Ustawa o zatrzymaniu cudzoziemców uznanych za niebezpiecznychMinister Spraw Wewnętrznych dokładnie przeanalizuje również decyzję Mędrców w sprawie tekstu przyjętego po zamordowaniu Philippine , 19-letniej studentki, której ciało znaleziono w Bois de Boulogne w 2024 roku.

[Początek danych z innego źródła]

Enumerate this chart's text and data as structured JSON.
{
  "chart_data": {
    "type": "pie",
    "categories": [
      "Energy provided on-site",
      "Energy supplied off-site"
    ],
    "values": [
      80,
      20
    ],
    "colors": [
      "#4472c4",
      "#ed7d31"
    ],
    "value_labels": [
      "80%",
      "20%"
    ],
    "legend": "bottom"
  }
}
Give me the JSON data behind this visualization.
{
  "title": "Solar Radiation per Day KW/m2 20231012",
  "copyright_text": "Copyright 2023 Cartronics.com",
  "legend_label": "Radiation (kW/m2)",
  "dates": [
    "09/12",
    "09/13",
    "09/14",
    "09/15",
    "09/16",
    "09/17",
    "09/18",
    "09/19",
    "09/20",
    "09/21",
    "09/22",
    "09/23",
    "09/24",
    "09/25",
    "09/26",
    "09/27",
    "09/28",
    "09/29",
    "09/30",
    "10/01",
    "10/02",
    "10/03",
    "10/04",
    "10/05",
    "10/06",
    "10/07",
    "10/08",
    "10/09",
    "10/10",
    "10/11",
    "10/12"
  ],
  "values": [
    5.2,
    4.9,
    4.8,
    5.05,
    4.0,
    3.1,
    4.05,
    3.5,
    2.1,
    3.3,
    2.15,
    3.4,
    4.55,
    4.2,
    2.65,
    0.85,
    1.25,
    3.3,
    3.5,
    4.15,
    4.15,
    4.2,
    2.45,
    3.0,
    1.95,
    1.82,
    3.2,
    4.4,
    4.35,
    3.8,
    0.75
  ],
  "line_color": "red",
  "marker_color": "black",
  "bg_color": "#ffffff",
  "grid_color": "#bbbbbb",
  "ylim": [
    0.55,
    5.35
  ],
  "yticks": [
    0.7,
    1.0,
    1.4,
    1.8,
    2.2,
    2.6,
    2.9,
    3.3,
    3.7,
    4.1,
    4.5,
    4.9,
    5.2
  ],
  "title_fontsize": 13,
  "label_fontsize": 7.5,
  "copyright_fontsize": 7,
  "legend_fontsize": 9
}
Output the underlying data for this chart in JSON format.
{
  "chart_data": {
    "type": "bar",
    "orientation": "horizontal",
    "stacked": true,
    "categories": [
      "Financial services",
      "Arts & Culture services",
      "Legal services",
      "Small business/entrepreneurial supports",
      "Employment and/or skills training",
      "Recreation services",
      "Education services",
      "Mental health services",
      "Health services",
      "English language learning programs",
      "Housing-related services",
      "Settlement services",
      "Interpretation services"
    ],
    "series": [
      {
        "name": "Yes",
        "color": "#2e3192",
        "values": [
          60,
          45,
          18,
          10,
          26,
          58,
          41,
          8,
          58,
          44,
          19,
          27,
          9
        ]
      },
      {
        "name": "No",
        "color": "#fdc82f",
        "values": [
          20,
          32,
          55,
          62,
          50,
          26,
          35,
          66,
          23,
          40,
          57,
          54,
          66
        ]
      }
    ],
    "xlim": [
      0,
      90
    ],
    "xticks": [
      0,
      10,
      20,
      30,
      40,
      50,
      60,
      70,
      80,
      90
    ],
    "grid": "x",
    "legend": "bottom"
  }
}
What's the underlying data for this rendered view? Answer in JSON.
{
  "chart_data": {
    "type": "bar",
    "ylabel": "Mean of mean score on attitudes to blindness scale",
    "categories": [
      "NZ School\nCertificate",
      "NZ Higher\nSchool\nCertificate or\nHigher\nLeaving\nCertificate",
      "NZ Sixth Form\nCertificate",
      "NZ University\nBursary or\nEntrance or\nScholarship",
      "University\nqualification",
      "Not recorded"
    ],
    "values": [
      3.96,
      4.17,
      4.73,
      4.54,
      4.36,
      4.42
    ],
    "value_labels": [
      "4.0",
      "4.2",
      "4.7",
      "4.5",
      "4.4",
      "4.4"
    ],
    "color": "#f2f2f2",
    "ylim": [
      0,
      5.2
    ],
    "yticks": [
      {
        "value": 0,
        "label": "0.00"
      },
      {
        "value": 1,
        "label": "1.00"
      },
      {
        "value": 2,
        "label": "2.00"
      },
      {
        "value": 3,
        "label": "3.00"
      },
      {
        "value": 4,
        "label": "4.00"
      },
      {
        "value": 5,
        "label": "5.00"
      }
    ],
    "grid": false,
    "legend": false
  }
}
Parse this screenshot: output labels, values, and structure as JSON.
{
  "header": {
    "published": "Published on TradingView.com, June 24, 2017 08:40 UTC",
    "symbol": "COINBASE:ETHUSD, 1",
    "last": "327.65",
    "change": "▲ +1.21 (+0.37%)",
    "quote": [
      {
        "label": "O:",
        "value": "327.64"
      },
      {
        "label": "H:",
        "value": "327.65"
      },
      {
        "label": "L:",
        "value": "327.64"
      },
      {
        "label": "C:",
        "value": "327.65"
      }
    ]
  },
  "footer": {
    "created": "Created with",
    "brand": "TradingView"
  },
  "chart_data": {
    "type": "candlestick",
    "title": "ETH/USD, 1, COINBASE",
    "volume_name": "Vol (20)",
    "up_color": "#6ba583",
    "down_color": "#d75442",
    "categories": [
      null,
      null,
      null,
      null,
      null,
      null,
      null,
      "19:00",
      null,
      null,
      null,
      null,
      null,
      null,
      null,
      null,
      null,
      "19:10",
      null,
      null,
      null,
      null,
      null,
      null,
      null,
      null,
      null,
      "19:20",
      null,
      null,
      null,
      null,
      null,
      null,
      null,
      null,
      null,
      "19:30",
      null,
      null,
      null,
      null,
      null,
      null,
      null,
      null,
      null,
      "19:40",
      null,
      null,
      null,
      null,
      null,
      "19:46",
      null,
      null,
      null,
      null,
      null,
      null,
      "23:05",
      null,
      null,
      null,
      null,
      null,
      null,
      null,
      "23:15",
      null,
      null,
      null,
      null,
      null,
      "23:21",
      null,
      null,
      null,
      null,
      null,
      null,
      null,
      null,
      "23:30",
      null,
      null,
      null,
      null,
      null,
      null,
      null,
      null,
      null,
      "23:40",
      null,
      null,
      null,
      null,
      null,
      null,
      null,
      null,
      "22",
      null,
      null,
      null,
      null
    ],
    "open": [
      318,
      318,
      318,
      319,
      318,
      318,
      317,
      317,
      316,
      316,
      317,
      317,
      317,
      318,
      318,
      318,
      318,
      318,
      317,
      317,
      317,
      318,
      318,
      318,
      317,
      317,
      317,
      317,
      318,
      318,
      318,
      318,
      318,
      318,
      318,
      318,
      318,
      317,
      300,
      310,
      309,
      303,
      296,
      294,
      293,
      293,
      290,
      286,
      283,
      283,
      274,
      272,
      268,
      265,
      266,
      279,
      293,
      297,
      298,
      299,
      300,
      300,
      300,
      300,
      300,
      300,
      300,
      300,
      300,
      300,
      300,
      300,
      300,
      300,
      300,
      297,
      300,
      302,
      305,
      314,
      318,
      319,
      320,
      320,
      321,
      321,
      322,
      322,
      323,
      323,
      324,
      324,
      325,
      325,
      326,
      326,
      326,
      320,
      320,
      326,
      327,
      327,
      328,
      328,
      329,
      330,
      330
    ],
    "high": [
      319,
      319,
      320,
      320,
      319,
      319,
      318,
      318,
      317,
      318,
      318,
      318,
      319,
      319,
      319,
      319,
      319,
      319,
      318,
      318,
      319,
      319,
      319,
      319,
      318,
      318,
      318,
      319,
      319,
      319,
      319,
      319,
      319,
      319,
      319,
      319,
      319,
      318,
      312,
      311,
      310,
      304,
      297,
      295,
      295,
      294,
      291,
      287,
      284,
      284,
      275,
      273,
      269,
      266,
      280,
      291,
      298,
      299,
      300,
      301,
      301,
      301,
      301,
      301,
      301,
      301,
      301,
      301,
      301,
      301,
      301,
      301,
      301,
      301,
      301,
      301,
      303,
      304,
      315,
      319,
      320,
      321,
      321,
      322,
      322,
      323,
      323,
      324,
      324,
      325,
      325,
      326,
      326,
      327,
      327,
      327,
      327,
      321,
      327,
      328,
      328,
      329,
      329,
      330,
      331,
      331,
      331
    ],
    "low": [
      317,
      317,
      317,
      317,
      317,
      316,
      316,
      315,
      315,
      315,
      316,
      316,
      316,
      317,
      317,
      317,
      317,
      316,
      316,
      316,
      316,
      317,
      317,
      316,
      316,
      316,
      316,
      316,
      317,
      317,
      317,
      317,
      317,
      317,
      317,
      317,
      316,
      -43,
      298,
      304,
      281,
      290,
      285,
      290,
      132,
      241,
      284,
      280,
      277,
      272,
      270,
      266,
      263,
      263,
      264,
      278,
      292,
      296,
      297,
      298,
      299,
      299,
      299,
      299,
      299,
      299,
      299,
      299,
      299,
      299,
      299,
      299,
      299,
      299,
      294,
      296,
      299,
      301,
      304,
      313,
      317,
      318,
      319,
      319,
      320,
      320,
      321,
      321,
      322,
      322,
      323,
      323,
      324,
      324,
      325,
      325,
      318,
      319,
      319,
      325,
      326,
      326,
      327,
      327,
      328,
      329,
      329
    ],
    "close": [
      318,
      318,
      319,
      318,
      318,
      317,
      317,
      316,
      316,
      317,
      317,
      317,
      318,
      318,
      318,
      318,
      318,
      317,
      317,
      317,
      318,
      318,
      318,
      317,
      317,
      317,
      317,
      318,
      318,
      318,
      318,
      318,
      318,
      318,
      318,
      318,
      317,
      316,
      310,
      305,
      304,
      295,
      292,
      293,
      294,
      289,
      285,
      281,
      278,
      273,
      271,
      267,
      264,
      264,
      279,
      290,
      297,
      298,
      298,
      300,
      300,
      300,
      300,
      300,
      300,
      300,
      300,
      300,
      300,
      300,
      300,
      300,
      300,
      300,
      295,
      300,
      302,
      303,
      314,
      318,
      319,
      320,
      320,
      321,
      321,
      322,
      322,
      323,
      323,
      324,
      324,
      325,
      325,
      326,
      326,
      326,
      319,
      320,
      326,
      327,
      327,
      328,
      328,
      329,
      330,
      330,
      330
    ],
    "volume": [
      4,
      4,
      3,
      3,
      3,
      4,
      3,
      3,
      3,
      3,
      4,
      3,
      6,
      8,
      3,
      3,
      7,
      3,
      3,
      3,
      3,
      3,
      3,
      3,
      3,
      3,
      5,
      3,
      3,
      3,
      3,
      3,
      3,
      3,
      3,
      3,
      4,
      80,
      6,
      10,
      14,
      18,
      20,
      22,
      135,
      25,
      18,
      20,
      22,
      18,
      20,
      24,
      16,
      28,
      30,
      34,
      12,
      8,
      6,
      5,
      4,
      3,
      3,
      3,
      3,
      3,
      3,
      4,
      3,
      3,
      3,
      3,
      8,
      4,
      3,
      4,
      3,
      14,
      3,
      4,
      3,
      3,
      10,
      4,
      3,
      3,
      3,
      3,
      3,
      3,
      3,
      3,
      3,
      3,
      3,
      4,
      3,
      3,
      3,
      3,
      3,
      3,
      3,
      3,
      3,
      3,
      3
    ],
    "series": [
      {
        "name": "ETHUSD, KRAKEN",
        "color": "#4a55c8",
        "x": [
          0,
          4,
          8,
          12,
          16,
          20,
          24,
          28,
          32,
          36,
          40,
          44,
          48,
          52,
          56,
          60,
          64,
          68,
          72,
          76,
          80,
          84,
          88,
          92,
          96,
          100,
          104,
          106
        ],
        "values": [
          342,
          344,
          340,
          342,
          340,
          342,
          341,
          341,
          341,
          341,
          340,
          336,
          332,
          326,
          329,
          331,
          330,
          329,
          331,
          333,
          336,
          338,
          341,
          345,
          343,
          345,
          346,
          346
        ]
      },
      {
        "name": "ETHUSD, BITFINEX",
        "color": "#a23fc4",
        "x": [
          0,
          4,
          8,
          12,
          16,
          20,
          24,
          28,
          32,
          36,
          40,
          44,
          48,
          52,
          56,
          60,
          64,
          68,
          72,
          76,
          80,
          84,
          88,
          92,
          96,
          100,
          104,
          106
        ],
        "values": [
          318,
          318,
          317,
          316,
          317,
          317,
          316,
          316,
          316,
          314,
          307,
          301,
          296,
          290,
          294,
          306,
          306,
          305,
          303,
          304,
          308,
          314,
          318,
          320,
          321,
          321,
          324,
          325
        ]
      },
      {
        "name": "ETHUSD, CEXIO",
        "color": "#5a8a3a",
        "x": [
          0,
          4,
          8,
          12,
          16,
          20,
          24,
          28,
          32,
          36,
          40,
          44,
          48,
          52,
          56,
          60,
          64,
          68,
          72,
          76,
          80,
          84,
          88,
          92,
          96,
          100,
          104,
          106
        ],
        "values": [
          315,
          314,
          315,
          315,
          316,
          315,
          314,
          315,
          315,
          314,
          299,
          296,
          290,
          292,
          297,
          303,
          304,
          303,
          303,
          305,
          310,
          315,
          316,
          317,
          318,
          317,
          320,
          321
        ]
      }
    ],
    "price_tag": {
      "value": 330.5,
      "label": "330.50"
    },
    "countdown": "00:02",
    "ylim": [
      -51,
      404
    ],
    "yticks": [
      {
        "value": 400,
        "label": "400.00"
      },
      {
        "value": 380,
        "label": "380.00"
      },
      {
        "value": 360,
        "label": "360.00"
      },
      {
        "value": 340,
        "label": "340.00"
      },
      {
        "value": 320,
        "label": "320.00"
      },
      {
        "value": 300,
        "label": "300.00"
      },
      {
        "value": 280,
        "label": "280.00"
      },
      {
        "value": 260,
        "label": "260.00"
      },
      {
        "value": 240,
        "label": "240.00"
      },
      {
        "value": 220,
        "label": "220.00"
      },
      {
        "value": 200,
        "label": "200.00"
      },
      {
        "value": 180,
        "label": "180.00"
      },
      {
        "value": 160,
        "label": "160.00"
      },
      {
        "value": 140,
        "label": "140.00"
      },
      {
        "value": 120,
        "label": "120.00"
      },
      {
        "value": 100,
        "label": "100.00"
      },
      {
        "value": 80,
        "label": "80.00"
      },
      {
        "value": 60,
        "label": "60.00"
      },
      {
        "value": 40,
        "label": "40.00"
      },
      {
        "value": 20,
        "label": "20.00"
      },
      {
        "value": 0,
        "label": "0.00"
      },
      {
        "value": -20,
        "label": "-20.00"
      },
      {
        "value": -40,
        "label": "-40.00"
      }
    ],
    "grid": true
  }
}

Podejrzany, nielegalny Marokańczyk, skazany już za gwałt, podlegał obowiązkowi opuszczenia terytorium Francji (OQTF), ale został zwolniony z aresztu administracyjnego kilka tygodni przed morderstwem.
Ustawa przyjęta 9 lipca pozwala na wydłużenie okresu detencji cudzoziemców uznanych za niebezpiecznych z obecnych 90 do 210 dni. Bruno Retailleau okrzyknął ją „ogromnym krokiem naprzód” i „prawem, które może ratować życie”. Jednak lewica i stowarzyszenia, w tym France Terre d'Asile i Cimade, potępiły ten tekst jako „demagogiczny”, „który osłabia nasze rządy prawa”.
Tekst ustawy przewiduje również zatrzymanie niektórych osób ubiegających się o azyl , „których zachowanie stanowi zagrożenie dla porządku publicznego”, oraz możliwość pobrania odcisków palców i wykonania zdjęć do dokumentów tożsamości pod przymusem, w celu ułatwienia identyfikacji. Środki te zostały uwzględnione w ustawie imigracyjnej przyjętej w 2023 roku. Sędziowie uznali jednak wówczas, że wiele z tych środków ma charakter „poprawek legislacyjnych”, niemających bezpośredniego związku z tekstem ustawy, i w dużej mierze ją cenzurują.